In [11]:
# Import necessary libraries
import pandas as pd
import numpy as np

# Load the dataset
file_path = '../../data/cleaned_immo_data.csv'  # Update this path if needed
data = pd.read_csv(file_path)

# View the first few rows of the dataset
data.columns

Index(['regio1', 'serviceCharge', 'heatingType', 'telekomTvOffer',
       'newlyConst', 'balcony', 'picturecount', 'pricetrend',
       'telekomUploadSpeed', 'totalRent', 'yearConstructed', 'scoutId',
       'firingTypes', 'hasKitchen', 'geo_bln', 'cellar',
       'yearConstructedRange', 'baseRent', 'houseNumber', 'livingSpace',
       'geo_krs', 'condition', 'interiorQual', 'petsAllowed', 'street',
       'streetPlain', 'lift', 'baseRentRange', 'typeOfFlat', 'geo_plz',
       'noRooms', 'thermalChar', 'floor', 'numberOfFloors', 'noRoomsRange',
       'garden', 'livingSpaceRange', 'regio2', 'regio3', 'description',
       'facilities', 'date'],
      dtype='object')

#### Step 1: Calculate Property Age and Years Since Last Refurbishment


In [14]:
current_year = pd.Timestamp.now().year
if 'yearConstructed' in data.columns:
    data['property_age'] = current_year - data['yearConstructed']
    data['property_age'].fillna(data['property_age'].median(), inplace=True)

The behavior will change in pandas 3.0. This inplace method will never work because the intermediate object on which we are setting values always behaves as a copy.

For example, when doing 'df[col].method(value, inplace=True)', try using 'df.method({col: value}, inplace=True)' or df[col] = df[col].method(value) instead, to perform the operation inplace on the original object.

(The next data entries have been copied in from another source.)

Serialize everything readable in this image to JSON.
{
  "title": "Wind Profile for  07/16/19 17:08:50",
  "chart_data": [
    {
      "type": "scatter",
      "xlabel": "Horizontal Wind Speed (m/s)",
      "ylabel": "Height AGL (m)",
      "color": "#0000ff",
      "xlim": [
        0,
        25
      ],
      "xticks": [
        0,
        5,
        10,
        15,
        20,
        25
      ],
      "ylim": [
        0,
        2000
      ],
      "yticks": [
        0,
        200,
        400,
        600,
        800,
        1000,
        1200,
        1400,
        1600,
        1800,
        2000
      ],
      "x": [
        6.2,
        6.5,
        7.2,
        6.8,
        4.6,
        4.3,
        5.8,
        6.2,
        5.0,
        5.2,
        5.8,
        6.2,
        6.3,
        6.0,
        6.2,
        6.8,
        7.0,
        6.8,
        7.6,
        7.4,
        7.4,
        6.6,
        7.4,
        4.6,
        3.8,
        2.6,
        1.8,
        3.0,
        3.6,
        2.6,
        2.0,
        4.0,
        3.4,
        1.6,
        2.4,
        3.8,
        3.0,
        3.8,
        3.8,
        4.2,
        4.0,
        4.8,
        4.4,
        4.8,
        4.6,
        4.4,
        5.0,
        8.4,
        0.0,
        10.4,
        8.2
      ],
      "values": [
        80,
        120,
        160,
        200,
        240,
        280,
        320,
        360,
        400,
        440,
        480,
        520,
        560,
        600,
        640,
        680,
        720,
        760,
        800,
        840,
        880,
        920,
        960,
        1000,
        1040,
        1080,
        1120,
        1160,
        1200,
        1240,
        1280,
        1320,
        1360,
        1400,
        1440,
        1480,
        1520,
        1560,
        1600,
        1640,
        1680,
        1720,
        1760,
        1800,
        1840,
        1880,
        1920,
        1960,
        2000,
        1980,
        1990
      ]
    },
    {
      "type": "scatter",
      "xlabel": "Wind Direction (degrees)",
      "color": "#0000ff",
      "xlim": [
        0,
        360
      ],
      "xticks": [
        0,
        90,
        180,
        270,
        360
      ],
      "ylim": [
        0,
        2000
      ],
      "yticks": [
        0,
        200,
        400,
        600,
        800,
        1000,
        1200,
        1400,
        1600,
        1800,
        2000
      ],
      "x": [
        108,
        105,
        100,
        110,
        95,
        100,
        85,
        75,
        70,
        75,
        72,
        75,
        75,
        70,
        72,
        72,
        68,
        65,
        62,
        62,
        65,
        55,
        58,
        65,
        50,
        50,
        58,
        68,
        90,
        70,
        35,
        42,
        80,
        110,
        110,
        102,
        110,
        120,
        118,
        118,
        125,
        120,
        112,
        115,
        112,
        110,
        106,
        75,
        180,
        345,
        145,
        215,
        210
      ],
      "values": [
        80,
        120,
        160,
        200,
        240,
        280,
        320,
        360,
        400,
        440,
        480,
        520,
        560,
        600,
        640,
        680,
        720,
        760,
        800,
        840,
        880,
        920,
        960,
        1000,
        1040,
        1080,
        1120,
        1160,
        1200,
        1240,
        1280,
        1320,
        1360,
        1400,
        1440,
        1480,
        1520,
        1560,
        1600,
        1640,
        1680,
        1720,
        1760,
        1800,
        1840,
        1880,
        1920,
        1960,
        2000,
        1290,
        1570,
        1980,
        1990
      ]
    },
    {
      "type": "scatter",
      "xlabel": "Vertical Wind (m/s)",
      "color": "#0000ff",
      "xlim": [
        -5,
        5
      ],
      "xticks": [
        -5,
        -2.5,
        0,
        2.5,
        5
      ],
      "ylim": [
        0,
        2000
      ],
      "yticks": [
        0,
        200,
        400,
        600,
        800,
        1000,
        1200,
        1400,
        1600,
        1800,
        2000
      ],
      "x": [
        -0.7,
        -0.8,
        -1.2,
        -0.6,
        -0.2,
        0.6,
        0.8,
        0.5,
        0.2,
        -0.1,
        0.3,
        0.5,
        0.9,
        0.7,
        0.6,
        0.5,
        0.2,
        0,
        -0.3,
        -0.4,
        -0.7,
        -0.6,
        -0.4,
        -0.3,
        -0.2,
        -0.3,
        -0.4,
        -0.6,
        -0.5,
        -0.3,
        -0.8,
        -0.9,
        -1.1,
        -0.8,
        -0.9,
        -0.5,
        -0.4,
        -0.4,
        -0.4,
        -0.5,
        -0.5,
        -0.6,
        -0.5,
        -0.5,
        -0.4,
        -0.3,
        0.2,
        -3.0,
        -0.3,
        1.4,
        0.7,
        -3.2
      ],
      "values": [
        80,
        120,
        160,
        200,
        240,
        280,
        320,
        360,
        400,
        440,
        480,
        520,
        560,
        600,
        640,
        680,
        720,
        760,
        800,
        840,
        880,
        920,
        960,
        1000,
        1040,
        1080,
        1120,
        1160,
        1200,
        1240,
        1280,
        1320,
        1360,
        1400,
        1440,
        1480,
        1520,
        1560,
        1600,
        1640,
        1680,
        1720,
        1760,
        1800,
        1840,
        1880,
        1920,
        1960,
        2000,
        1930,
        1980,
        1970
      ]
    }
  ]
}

  data['property_age'].fillna(data['property_age'].median(), inplace=True)


#### Step 2: Encode Categorical Features
#### Step 3: Convert Boolean Columns to Numeric

In [16]:
# Choose categorical columns that need encoding
categorical_features = ['regio1', 'regio2', 'regio3', 'typeOfFlat']
data = pd.get_dummies(data, columns=[col for col in categorical_features if col in data.columns], drop_first=True)


# Identify boolean columns and convert to 0/1
bool_cols = ['newlyConst', 'balcony', 'hasKitchen', 'cellar', 'lift', 'garden']
for col in bool_cols:
    if col in data.columns:
        data[col] = data[col].astype(int)

#### Step 4: Scale Numerical Features

In [17]:
from sklearn.preprocessing import StandardScaler

# Define the numerical columns to scale
numerical_features = [col for col in ['livingSpace', 'baseRent', 'totalRent', 'property_age'] if col in data.columns]

# Initialize scaler and apply scaling
scaler = StandardScaler()
data[numerical_features] = scaler.fit_transform(data[numerical_features])


#### Step 5: Save the Processed Data


In [18]:
data.to_csv('../../data/processed_immo_data.csv', index=False)
print("Feature engineering complete and saved as 'processed_immo_data.csv'")

Feature engineering complete and saved as 'processed_immo_data.csv'